🎮Foley or music? Both! A guide to listening and designing video games with a different perspective
- lautaro Dichio
- Apr 14, 2025
- 11 min read
Hello! I'm Lautaro Dichio, a technical sound designer for video games, educator, researcher, and one of the creators of AVA (Audio para Videojuegos Argentina), a community that connects educators, students, and professionals in game audio across the country.
Several years ago, I completed my undergraduate thesis at the National University of Quilmes, where I researched how sound behaves in 3D video games and virtual reality. From that experience, I continued developing new ideas in articles, conferences, and in my current doctoral research in Science and Technology, where I explore the use of video games as a pedagogical tool in teaching music and technology.

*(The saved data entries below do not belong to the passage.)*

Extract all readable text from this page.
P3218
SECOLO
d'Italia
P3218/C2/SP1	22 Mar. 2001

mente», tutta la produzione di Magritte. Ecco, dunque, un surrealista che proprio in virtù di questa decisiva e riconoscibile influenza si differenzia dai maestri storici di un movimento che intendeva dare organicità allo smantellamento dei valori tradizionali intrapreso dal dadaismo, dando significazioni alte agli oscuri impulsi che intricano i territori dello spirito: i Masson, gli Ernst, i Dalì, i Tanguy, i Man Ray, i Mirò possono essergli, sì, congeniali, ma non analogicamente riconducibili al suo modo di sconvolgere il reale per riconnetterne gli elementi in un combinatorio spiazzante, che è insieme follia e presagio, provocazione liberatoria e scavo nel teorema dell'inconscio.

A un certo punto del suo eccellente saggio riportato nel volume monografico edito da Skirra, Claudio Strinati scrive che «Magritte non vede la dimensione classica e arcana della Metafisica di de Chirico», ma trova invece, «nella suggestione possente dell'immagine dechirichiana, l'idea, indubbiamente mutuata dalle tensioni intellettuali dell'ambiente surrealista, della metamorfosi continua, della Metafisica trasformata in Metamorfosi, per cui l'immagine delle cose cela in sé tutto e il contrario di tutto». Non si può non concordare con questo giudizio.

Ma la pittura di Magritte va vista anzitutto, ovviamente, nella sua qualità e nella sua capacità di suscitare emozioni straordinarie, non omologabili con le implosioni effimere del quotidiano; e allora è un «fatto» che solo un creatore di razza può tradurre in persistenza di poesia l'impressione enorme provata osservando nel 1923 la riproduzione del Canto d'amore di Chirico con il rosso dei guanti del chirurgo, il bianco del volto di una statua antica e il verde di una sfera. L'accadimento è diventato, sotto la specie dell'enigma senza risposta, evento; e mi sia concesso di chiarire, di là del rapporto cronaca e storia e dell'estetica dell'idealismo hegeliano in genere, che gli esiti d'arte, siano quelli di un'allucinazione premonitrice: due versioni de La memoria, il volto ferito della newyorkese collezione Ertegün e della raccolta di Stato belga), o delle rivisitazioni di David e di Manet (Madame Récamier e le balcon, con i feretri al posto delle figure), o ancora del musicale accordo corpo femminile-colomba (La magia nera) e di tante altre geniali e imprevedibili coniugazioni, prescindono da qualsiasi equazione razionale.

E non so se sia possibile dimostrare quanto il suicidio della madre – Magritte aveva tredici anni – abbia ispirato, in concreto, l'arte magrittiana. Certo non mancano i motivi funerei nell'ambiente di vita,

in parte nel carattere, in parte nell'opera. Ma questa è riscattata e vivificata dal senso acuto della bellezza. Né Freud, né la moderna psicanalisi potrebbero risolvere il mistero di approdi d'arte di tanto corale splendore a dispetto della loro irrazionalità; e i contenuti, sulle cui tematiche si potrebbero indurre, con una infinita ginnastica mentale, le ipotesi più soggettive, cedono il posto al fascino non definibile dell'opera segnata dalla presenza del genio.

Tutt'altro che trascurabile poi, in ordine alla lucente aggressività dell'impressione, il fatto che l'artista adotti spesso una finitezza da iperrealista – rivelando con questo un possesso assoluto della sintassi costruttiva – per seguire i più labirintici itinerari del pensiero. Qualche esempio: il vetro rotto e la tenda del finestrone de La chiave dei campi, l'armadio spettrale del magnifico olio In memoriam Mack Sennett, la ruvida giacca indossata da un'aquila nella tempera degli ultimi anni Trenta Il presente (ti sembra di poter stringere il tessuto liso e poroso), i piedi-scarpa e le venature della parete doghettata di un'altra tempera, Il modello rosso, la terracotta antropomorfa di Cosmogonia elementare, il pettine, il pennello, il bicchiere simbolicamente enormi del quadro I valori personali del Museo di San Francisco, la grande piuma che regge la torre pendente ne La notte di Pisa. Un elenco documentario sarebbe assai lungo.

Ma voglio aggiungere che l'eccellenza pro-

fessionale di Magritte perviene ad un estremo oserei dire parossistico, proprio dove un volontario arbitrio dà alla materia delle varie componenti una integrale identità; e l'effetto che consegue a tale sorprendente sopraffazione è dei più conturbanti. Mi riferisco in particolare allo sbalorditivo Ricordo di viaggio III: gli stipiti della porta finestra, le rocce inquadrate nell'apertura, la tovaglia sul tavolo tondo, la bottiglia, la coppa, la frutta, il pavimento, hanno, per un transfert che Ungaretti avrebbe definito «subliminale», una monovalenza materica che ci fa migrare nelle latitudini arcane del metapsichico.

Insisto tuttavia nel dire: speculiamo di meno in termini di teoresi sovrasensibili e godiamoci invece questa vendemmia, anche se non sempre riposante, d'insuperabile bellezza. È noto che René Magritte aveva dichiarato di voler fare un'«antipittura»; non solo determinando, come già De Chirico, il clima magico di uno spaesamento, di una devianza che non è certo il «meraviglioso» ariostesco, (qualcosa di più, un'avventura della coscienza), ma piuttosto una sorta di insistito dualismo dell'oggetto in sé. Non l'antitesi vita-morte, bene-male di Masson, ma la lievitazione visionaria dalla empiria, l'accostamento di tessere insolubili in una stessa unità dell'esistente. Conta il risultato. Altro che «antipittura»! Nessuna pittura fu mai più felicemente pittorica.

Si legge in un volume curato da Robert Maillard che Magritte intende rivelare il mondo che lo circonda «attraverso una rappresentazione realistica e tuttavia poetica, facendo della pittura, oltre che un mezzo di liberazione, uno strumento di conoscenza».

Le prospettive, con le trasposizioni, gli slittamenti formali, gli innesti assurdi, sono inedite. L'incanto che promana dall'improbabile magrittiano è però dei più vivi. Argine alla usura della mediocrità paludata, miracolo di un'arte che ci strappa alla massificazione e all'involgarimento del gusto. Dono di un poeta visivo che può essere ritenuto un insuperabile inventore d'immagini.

In recent years, I have taught at UNA (National University of the Arts), UNQ (National University of Quilmes), and UCH (Champagnat University), in programs and diplomas dedicated to sound production for video games. In those spaces, we not only worked with tools like FMOD, Wwise, Unity, and Unreal, but I also proposed a broader perspective: to think of sound design not only as a technical craft but as an art that requires multiple prior analyses and a particular sensitivity. The creation of sounds in interactive environments involves understanding gameplay, immersion, emotions, narrative, perception... It is a deeply interdisciplinary process where sound becomes a driving force for artistic exploration and a way of conveying ideas through the game experience.
Some of you may already know that this year I decided to pause my teaching activities to fully focus on new personal and professional projects. But I didn’t want to miss the opportunity to share everything I’ve learned over the years. That’s why this blog was born: to open up some ideas I’ve developed in research and academic work, but in a more approachable, direct, and conversational format. It’s specially designed for curious people, students, and those taking their first steps into the world of game audio.

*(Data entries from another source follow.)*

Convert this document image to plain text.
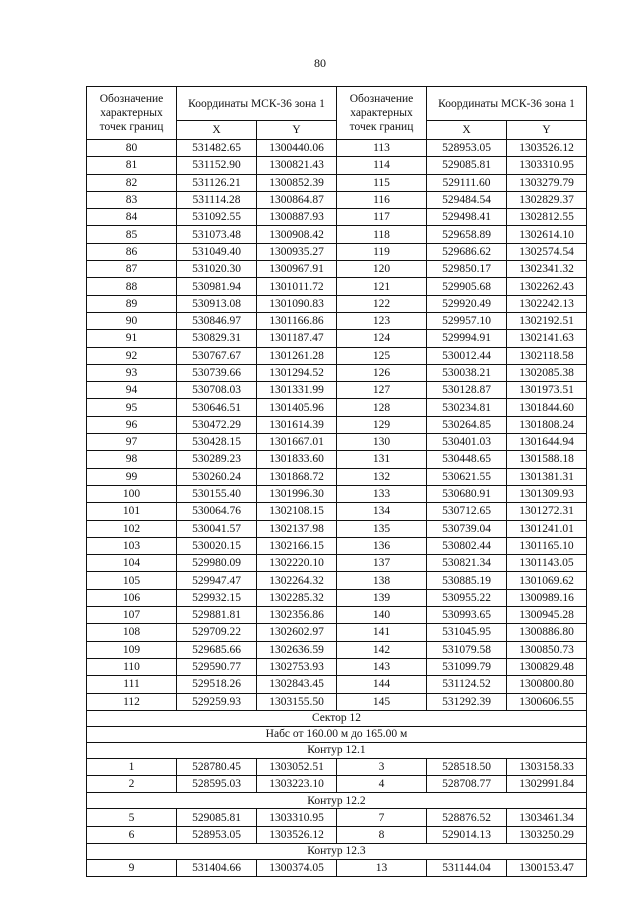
80
Обозначение характерных точек границ	Координаты МСК-36 зона 1		Обозначение характерных точек границ	Координаты МСК-36 зона 1	
	X	Y		X	Y
80	531482.65	1300440.06	113	528953.05	1303526.12
81	531152.90	1300821.43	114	529085.81	1303310.95
82	531126.21	1300852.39	115	529111.60	1303279.79
83	531114.28	1300864.87	116	529484.54	1302829.37
84	531092.55	1300887.93	117	529498.41	1302812.55
85	531073.48	1300908.42	118	529658.89	1302614.10
86	531049.40	1300935.27	119	529686.62	1302574.54
87	531020.30	1300967.91	120	529850.17	1302341.32
88	530981.94	1301011.72	121	529905.68	1302262.43
89	530913.08	1301090.83	122	529920.49	1302242.13
90	530846.97	1301166.86	123	529957.10	1302192.51
91	530829.31	1301187.47	124	529994.91	1302141.63
92	530767.67	1301261.28	125	530012.44	1302118.58
93	530739.66	1301294.52	126	530038.21	1302085.38
94	530708.03	1301331.99	127	530128.87	1301973.51
95	530646.51	1301405.96	128	530234.81	1301844.60
96	530472.29	1301614.39	129	530264.85	1301808.24
97	530428.15	1301667.01	130	530401.03	1301644.94
98	530289.23	1301833.60	131	530448.65	1301588.18
99	530260.24	1301868.72	132	530621.55	1301381.31
100	530155.40	1301996.30	133	530680.91	1301309.93
101	530064.76	1302108.15	134	530712.65	1301272.31
102	530041.57	1302137.98	135	530739.04	1301241.01
103	530020.15	1302166.15	136	530802.44	1301165.10
104	529980.09	1302220.10	137	530821.34	1301143.05
105	529947.47	1302264.32	138	530885.19	1301069.62
106	529932.15	1302285.32	139	530955.22	1300989.16
107	529881.81	1302356.86	140	530993.65	1300945.28
108	529709.22	1302602.97	141	531045.95	1300886.80
109	529685.66	1302636.59	142	531079.58	1300850.73
110	529590.77	1302753.93	143	531099.79	1300829.48
111	529518.26	1302843.45	144	531124.52	1300800.80
112	529259.93	1303155.50	145	531292.39	1300606.55
Сектор 12					
Набс от 160.00 м до 165.00 м					
Контур 12.1					
1	528780.45	1303052.51	3	528518.50	1303158.33
2	528595.03	1303223.10	4	528708.77	1302991.84
Контур 12.2					
5	529085.81	1303310.95	7	528876.52	1303461.34
6	528953.05	1303526.12	8	529014.13	1303250.29
Контур 12.3					
9	531404.66	1300374.05	13	531144.04	1300153.47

🎧 What sounds do we hear when we play?
Before moving on to more complex analysis, I think it’s important to take a moment and describe what we will be working with throughout this blog. In other words, we need to make an initial cut that allows us to name and understand the basic sound elements that make up the video game experience. This starting point doesn’t aim to box in or reduce the richness of interactive sound but rather to provide a common framework that will help us think, create, and discuss better in future posts. Because before exploring how sounds intersect or transform, we need to be clear about what those pieces are, how they are constructed, and what role they play in the game.
It may seem like an obvious question, but it’s not.

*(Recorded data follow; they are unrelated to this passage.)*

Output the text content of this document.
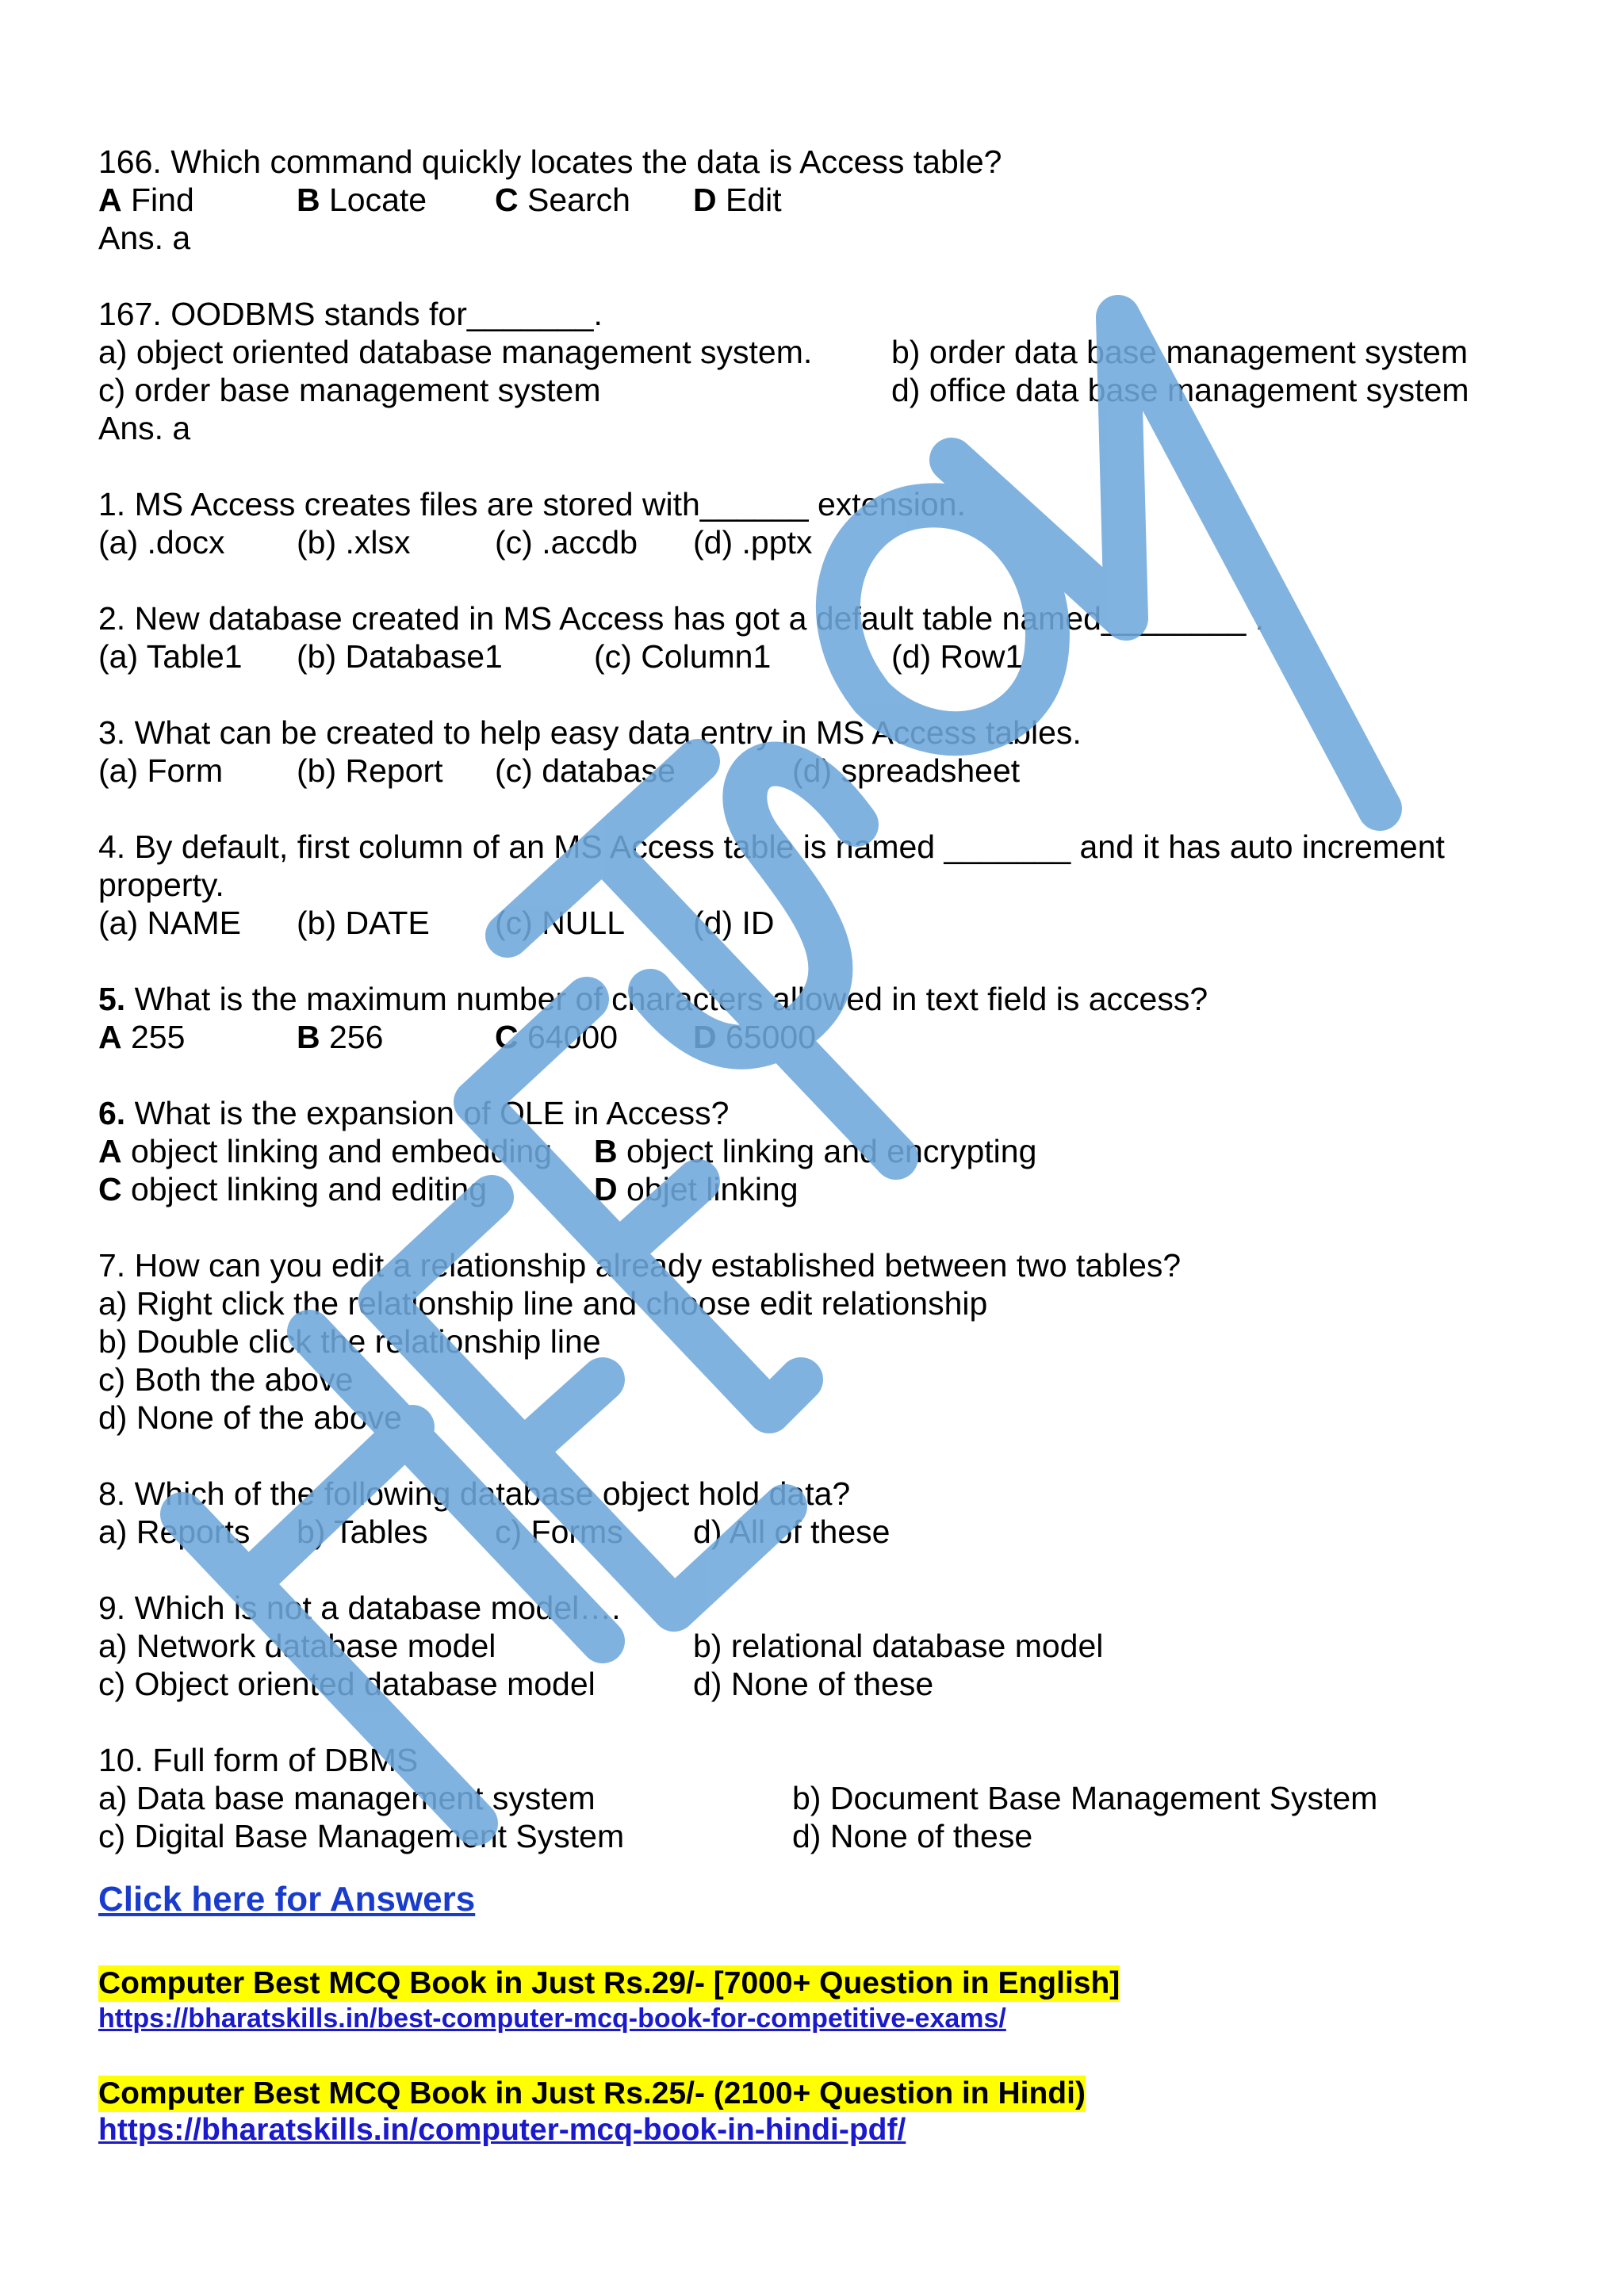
166. Which command quickly locates the data is Access table?
A Find	B Locate C Search D Edit
Ans. a
167. OODBMS stands for_______.
a) object oriented database management system. b) order data base management system
c) order base management system	d) office data base management system
Ans. a
1. MS Access creates files are stored with______ extension.
(a) .docx (b) .xlsx	(c) .accdb (d) .pptx
2. New database created in MS Access has got a default table named________ .
(a) Table1 (b) Database1	(c) Column1	(d) Row1
3. What can be created to help easy data entry in MS Access tables.
(a) Form (b) Report (c) database	(d) spreadsheet
4. By default, first column of an MS Access table is named _______ and it has auto increment property.
(a) NAME (b) DATE (c) NULL (d) ID
5. What is the maximum number of characters allowed in text field is access?
A 255	B 256	C 64000 D 65000
6. What is the expansion of OLE in Access?
A object linking and embedding B object linking and encrypting
C object linking and editing	D objet linking
7. How can you edit a relationship already established between two tables?
a) Right click the relationship line and choose edit relationship
b) Double click the relationship line
c) Both the above
d) None of the above
8. Which of the following database object hold data?
a) Reports b) Tables c) Forms d) All of these
9. Which is not a database model….
a) Network database model	b) relational database model
c) Object oriented database model	d) None of these
10. Full form of DBMS
a) Data base management system	b) Document Base Management System
c) Digital Base Management System	d) None of these
Click here for Answers
Computer Best MCQ Book in Just Rs.29/- [7000+ Question in English]
https://bharatskills.in/best-computer-mcq-book-for-competitive-exams/
Computer Best MCQ Book in Just Rs.25/- (2100+ Question in Hindi)
https://bharatskills.in/computer-mcq-book-in-hindi-pdf/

What sounds do we find in a video game?
How do we classify them?
How do we think about them when designing or analyzing them?
Often, from a technical or even academic perspective, video game sound is thought of as a simple extension of cinema or music adapted to a new medium. But there’s a fundamental difference that completely changes the rules of the game: interaction.
In video games, sound doesn’t just accompany. It guides, responds, builds worlds, creates expectations, provides feedback, and conveys emotions. Every sound serves an active experience. It’s not just about listening: it’s about interpreting and acting accordingly. This creates a constantly feeding cycle: the player’s actions generate sounds; those sounds, in turn, provide information that influences gameplay decisions, and those new decisions generate new sounds. Thus, the player is both listening and acting at the same time, continuously. Sound stops being decorative and becomes a key engine of the game.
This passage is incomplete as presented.